I said in an earlier post that I'm looking forward to giving that system another chance in MGSV. Part of what I disliked about Peace Walker was that there was only a picture of the base you were building, so all the 'base building' was really just spreadsheet management, and grinding out those Extra Ops meant seeing all those tiny levels you'd already backtracked through twice in the main campaign over and over and over. MGSV obviously doesn't have those problems, so I'm optimistic.
However, I would hope that 'expanding' on those features doesn't just mean doing the same thing all over again. PW's system needs some work, and I would hope they iterate on it and improve things the way they would with any other gameplay mechanic. Not having 'time passed' mean 'missions beaten' would be a good place to start, because that'd really discourage me from ever Free Roaming.
I'm concerned a little about the 'time' aspect, too. Is it confirmed that you can put more people in R&D to reduce the time it will take to develop new gear?
However, I disagree with the other GAFfer that free-roam won't count towards R&D time. I'm pretty sure all in-game time will count towards your R&D. You can do very substantial gameplay while in free-roam – completing side ops, finding buddies, finding resources, finding new gear.
There is no reason free-roam won't be counted towards R&D time. Unless KojiPro have directly stated otherwise, in which case fuck.
And as that person said, chances are the
non-optional gear you'll need to complete the game will be totally OSP or given to you to begin with. I really doubt any of the significant R&D stuff will be obligatory. And the moment-to-moment gameplay is looking so utterly phenomenal that all of this will probably just be deep, metagame backdrop to give your actions more weight, rather than being necessary micromanagement. I'm optimistic, too, but I'm
very optimistic.
It was blue in the e3 demo. But I think you're not really flying about anywhere in what's basically the start screen so it doesn't matter so much. Each of the segments starts with a big round number of GMP and the time set to 11:00, which means that at least the ASAP thing is faked for the demo.
Grey here
[edit for others' benefit: we were discussing why the world is grey through the Chopper's windows a couple of pages back. I'm arguing that it's because, when you're on the mobile base between missions, the Chopper is in the blank grey-zone in this screenshot. So when you change gear, Snake and buddies appear outside of the chopper and we edit stuff, etc.]
That's not helpful at all. If you want to move at top speed you obviously have to keep shouting "Hyah!" every three seconds, and "Just don't go at top speed" doesn't really fix the issue. That's like saying "If you don't like Quiet constantly humming, just never use Quiet".
Other video game horses either don't need constant prompting to stay at galloping speed (Witcher 3) or the devs programmed it so the player character didn't shout the exact same soundbyte every single time (Red Dead Redemption).

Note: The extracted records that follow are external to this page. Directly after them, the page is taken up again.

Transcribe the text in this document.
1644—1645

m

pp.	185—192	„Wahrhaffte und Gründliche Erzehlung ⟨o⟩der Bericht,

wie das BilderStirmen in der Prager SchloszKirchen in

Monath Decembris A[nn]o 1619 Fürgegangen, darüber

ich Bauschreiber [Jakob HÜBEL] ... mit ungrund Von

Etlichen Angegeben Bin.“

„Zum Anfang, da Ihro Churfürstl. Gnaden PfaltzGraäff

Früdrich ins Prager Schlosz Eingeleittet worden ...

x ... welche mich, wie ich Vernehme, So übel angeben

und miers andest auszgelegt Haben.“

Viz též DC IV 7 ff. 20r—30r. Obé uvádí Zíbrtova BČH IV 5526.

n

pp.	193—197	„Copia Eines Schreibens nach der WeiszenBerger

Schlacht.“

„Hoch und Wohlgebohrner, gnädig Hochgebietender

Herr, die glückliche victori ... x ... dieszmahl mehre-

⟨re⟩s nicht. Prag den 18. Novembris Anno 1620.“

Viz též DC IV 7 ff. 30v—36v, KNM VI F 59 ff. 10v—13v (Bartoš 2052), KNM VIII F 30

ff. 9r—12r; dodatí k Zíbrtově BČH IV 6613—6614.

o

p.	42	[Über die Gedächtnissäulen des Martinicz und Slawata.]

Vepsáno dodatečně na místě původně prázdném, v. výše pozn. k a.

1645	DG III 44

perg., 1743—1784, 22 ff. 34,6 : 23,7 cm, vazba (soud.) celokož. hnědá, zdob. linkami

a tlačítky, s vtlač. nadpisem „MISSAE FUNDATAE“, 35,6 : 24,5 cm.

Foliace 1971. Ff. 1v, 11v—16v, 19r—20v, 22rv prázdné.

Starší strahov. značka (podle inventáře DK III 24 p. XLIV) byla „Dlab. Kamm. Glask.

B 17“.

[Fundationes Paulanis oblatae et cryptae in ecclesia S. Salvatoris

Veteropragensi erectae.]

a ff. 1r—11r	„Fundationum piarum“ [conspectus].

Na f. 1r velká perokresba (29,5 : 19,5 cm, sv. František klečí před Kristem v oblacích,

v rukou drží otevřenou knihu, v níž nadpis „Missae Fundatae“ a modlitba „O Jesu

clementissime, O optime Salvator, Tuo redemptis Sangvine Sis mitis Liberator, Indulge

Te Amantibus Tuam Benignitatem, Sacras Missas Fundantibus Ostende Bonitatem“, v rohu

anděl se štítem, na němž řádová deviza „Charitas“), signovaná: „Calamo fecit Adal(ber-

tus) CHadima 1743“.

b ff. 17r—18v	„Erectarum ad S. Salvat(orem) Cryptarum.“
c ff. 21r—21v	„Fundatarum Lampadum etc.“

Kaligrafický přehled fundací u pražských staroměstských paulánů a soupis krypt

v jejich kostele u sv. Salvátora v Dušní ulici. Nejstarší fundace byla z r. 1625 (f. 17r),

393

People are hugely blowing this out of proportion. I'm pretty sure in Shadow of the Colossus and OoT it was the same soundbite every time.
And more importantly, have you ever ridden a horse?
You do have to make the same noise/say the same thing every time you command a horse. You have to train horses to know a small, specific vocabulary. They have to have a very specific and limited set of commands which are the same every time, or you can't ride them efficiently.
I once rode a horse whose "go fast" command was the Arabic word 'Zeet'. If I said 'Zit' or 'Zet', or 'Work, ya damn nag', or 'yah!', or 'faster', he wouldn't do anything. If I said
'Zeet' he'd be off at a 30 mile per hour gallop. (Well, if I squeezed him, too. If we were at standstill 'Zeet' would just mean 'trot/go'.
Snake is using a horse properly when he does this. It's classic Kojima attention to detail.